The introduction of sound did nothing for Buster Keaton, and yet Three Stooges director Jules White’s collaborations with Keaton — which consisted largely of being slapped in the face, pricked in the bottom or hit on the head with heavy objects — depended almost entirely on the accompanying sound effects. Sony’s new “Buster Keaton Collection” collects all 10 of the stone-faced comic’s Columbia two-reelers, and though glimpses of Keaton’s acrobatic physical wit are to be found, it’s White’s lowbrow antics that dominate. To the set’s credit, each of the comedies features commentary from Keaton experts, who honestly address the shorts’, well, shortcomings.
“I think Jules White would be happy to just have anvils fall out of the sky and hit people,” offers Buster Keaton Society president Patricia Eliot Tobias on the accompanying doc.

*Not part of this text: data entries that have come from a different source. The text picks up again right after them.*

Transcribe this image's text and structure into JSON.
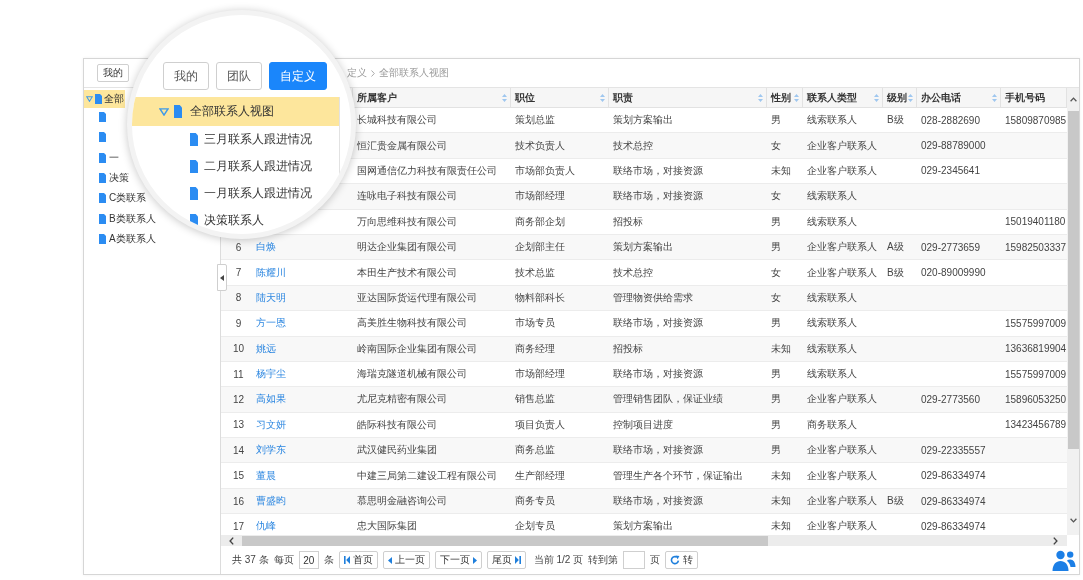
{
  "toolbar": {
    "buttons": [
      {
        "label": "我的",
        "selected": false
      }
    ],
    "breadcrumb": [
      "定义",
      "全部联系人视图"
    ]
  },
  "sidebar": {
    "items": [
      {
        "label": "全部",
        "expanded": true,
        "selected": true,
        "children": [
          {
            "selected": false
          },
          {
            "selected": false
          },
          {
            "label": "一",
            "selected": false
          },
          {
            "label": "决策",
            "selected": false
          },
          {
            "label": "C类联系",
            "selected": false
          },
          {
            "label": "B类联系人",
            "selected": false
          },
          {
            "label": "A类联系人",
            "selected": false
          }
        ]
      }
    ]
  },
  "table": {
    "columns": [
      {
        "label": "所属客户",
        "sortable": true
      },
      {
        "label": "职位",
        "sortable": true
      },
      {
        "label": "职责",
        "sortable": true
      },
      {
        "label": "性别",
        "sortable": true
      },
      {
        "label": "联系人类型",
        "sortable": true
      },
      {
        "label": "级别",
        "sortable": true
      },
      {
        "label": "办公电话",
        "sortable": true
      },
      {
        "label": "手机号码",
        "sortable": false
      }
    ],
    "rows": [
      {
        "company": "长城科技有限公司",
        "position": "策划总监",
        "duty": "策划方案输出",
        "gender": "男",
        "contact_type": "线索联系人",
        "grade": "B级",
        "office_phone": "028-2882690",
        "mobile": "15809870985"
      },
      {
        "company": "恒汇贵金属有限公司",
        "position": "技术负责人",
        "duty": "技术总控",
        "gender": "女",
        "contact_type": "企业客户联系人",
        "office_phone": "029-88789000"
      },
      {
        "company": "国网通信亿力科技有限责任公司",
        "position": "市场部负责人",
        "duty": "联络市场，对接资源",
        "gender": "未知",
        "contact_type": "企业客户联系人",
        "office_phone": "029-2345641"
      },
      {
        "company": "连咏电子科技有限公司",
        "position": "市场部经理",
        "duty": "联络市场，对接资源",
        "gender": "女",
        "contact_type": "线索联系人"
      },
      {
        "company": "万向思维科技有限公司",
        "position": "商务部企划",
        "duty": "招投标",
        "gender": "男",
        "contact_type": "线索联系人",
        "mobile": "15019401180"
      },
      {
        "no": "6",
        "name": "白焕",
        "company": "明达企业集团有限公司",
        "position": "企划部主任",
        "duty": "策划方案输出",
        "gender": "男",
        "contact_type": "企业客户联系人",
        "grade": "A级",
        "office_phone": "029-2773659",
        "mobile": "15982503337"
      },
      {
        "no": "7",
        "name": "陈耀川",
        "company": "本田生产技术有限公司",
        "position": "技术总监",
        "duty": "技术总控",
        "gender": "女",
        "contact_type": "企业客户联系人",
        "grade": "B级",
        "office_phone": "020-89009990"
      },
      {
        "no": "8",
        "name": "陆天明",
        "company": "亚达国际货运代理有限公司",
        "position": "物料部科长",
        "duty": "管理物资供给需求",
        "gender": "女",
        "contact_type": "线索联系人"
      },
      {
        "no": "9",
        "name": "方一恩",
        "company": "高美胜生物科技有限公司",
        "position": "市场专员",
        "duty": "联络市场，对接资源",
        "gender": "男",
        "contact_type": "线索联系人",
        "mobile": "15575997009"
      },
      {
        "no": "10",
        "name": "姚远",
        "company": "岭南国际企业集团有限公司",
        "position": "商务经理",
        "duty": "招投标",
        "gender": "未知",
        "contact_type": "线索联系人",
        "mobile": "13636819904"
      },
      {
        "no": "11",
        "name": "杨宇尘",
        "company": "海瑞克隧道机械有限公司",
        "position": "市场部经理",
        "duty": "联络市场，对接资源",
        "gender": "男",
        "contact_type": "线索联系人",
        "mobile": "15575997009"
      },
      {
        "no": "12",
        "name": "高如果",
        "company": "尤尼克精密有限公司",
        "position": "销售总监",
        "duty": "管理销售团队，保证业绩",
        "gender": "男",
        "contact_type": "企业客户联系人",
        "office_phone": "029-2773560",
        "mobile": "15896053250"
      },
      {
        "no": "13",
        "name": "习文妍",
        "company": "皓际科技有限公司",
        "position": "项目负责人",
        "duty": "控制项目进度",
        "gender": "男",
        "contact_type": "商务联系人",
        "mobile": "13423456789"
      },
      {
        "no": "14",
        "name": "刘学东",
        "company": "武汉健民药业集团",
        "position": "商务总监",
        "duty": "联络市场，对接资源",
        "gender": "男",
        "contact_type": "企业客户联系人",
        "office_phone": "029-22335557"
      },
      {
        "no": "15",
        "name": "董晨",
        "company": "中建三局第二建设工程有限公司",
        "position": "生产部经理",
        "duty": "管理生产各个环节，保证输出",
        "gender": "未知",
        "contact_type": "企业客户联系人",
        "office_phone": "029-86334974"
      },
      {
        "no": "16",
        "name": "曹盛昀",
        "company": "慕思明金融咨询公司",
        "position": "商务专员",
        "duty": "联络市场，对接资源",
        "gender": "未知",
        "contact_type": "企业客户联系人",
        "grade": "B级",
        "office_phone": "029-86334974"
      },
      {
        "no": "17",
        "name": "仇峰",
        "company": "忠大国际集团",
        "position": "企划专员",
        "duty": "策划方案输出",
        "gender": "未知",
        "contact_type": "企业客户联系人",
        "office_phone": "029-86334974"
      }
    ]
  },
  "pager": {
    "total": "共 37 条",
    "per_page_label": "每页",
    "per_page": "20",
    "per_page_unit": "条",
    "buttons": [
      {
        "kind": "first",
        "label": "首页"
      },
      {
        "kind": "prev",
        "label": "上一页"
      },
      {
        "kind": "next",
        "label": "下一页"
      },
      {
        "kind": "last",
        "label": "尾页"
      }
    ],
    "current": "当前 1/2 页",
    "goto_label": "转到第",
    "goto_unit": "页",
    "go_button": "转"
  },
  "magnifier": {
    "buttons": [
      {
        "label": "我的",
        "selected": false
      },
      {
        "label": "团队",
        "selected": false
      },
      {
        "label": "自定义",
        "selected": true
      }
    ],
    "tree": [
      {
        "label": "全部联系人视图",
        "expanded": true,
        "selected": true,
        "children": [
          {
            "label": "三月联系人跟进情况",
            "selected": false
          },
          {
            "label": "二月联系人跟进情况",
            "selected": false
          },
          {
            "label": "一月联系人跟进情况",
            "selected": false
          },
          {
            "label": "决策联系人",
            "selected": false
          }
        ]
      }
    ]
  }
}
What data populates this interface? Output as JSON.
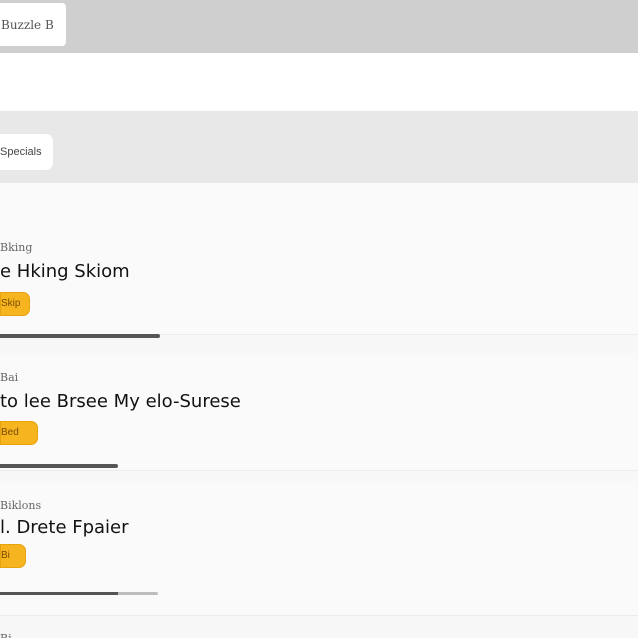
{
  "top_tab": {
    "label": "Buzzle B"
  },
  "sub_chip": {
    "label": "Specials"
  },
  "cards": [
    {
      "meta": "Bking",
      "title": "e Hking Skiom",
      "badge": "Skip"
    },
    {
      "meta": "Bai",
      "title": "to lee Brsee My elo-Surese",
      "badge": "Bed"
    },
    {
      "meta": "Biklons",
      "title": "l. Drete Fpaier",
      "badge": "Bi"
    }
  ],
  "trailing_meta": "Bi"
}
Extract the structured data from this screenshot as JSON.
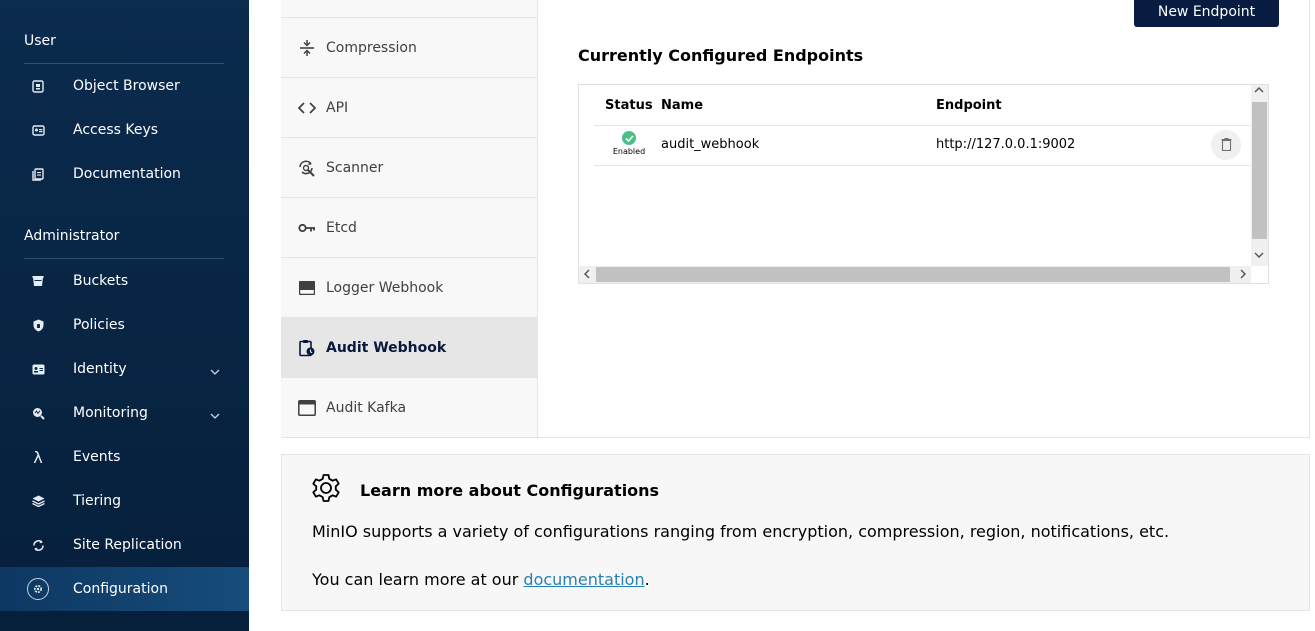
{
  "sidebar": {
    "user_section": "User",
    "admin_section": "Administrator",
    "user_items": [
      {
        "label": "Object Browser",
        "icon": "object-browser-icon"
      },
      {
        "label": "Access Keys",
        "icon": "access-keys-icon"
      },
      {
        "label": "Documentation",
        "icon": "documentation-icon"
      }
    ],
    "admin_items": [
      {
        "label": "Buckets",
        "icon": "bucket-icon"
      },
      {
        "label": "Policies",
        "icon": "policy-shield-icon"
      },
      {
        "label": "Identity",
        "icon": "identity-icon"
      },
      {
        "label": "Monitoring",
        "icon": "monitoring-icon"
      },
      {
        "label": "Events",
        "icon": "lambda-icon"
      },
      {
        "label": "Tiering",
        "icon": "tiering-icon"
      },
      {
        "label": "Site Replication",
        "icon": "site-replication-icon"
      },
      {
        "label": "Configuration",
        "icon": "gear-icon"
      }
    ],
    "active_item": "Configuration"
  },
  "config_menu": {
    "items": [
      {
        "label": "Compression",
        "icon": "compression-icon"
      },
      {
        "label": "API",
        "icon": "code-icon"
      },
      {
        "label": "Scanner",
        "icon": "scanner-icon"
      },
      {
        "label": "Etcd",
        "icon": "key-icon"
      },
      {
        "label": "Logger Webhook",
        "icon": "logger-webhook-icon"
      },
      {
        "label": "Audit Webhook",
        "icon": "audit-webhook-icon"
      },
      {
        "label": "Audit Kafka",
        "icon": "audit-kafka-icon"
      }
    ],
    "active_item": "Audit Webhook"
  },
  "main": {
    "new_button": "New Endpoint",
    "title": "Currently Configured Endpoints",
    "table": {
      "headers": [
        "Status",
        "Name",
        "Endpoint"
      ],
      "rows": [
        {
          "status": "Enabled",
          "name": "audit_webhook",
          "endpoint": "http://127.0.0.1:9002"
        }
      ]
    }
  },
  "learn": {
    "title": "Learn more about Configurations",
    "text1": "MinIO supports a variety of configurations ranging from encryption, compression, region, notifications, etc.",
    "text2_prefix": "You can learn more at our ",
    "link": "documentation",
    "text2_suffix": "."
  },
  "colors": {
    "sidebar_bg": "#082644",
    "primary_button": "#081c42",
    "status_enabled": "#4cbf84",
    "link": "#2781b0"
  }
}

Sure enough, Keaton gets beaned with everything from flowerpots to sacks of flour in these shorts. Still, in his mid-40s when these shorts were made, Keaton proves himself a good sport, allowing himself to be upstaged by unworthy supporting players while repeating gags from his other films and gracefully performing his own pratfalls.
“When asked why he didn’t use stuntmen, he said, ‘Stuntmen don’t get laughs,'” film historian Ed Sikov explains.
Perhaps Keaton was too obliging. David Weddle suggests the shorts might have improved if Keaton had only stormed off the set the way W.C. Fields did when the material wasn’t working. Instead, Weddle says, Keaton went to Columbia topper Harry Cohn and told him he could produce great product if he “just spent a little bit more money.”
Cohn passed, and 65 years later, the studio finds itself compiling extras to compensate for an otherwise underwhelming Keaton collection.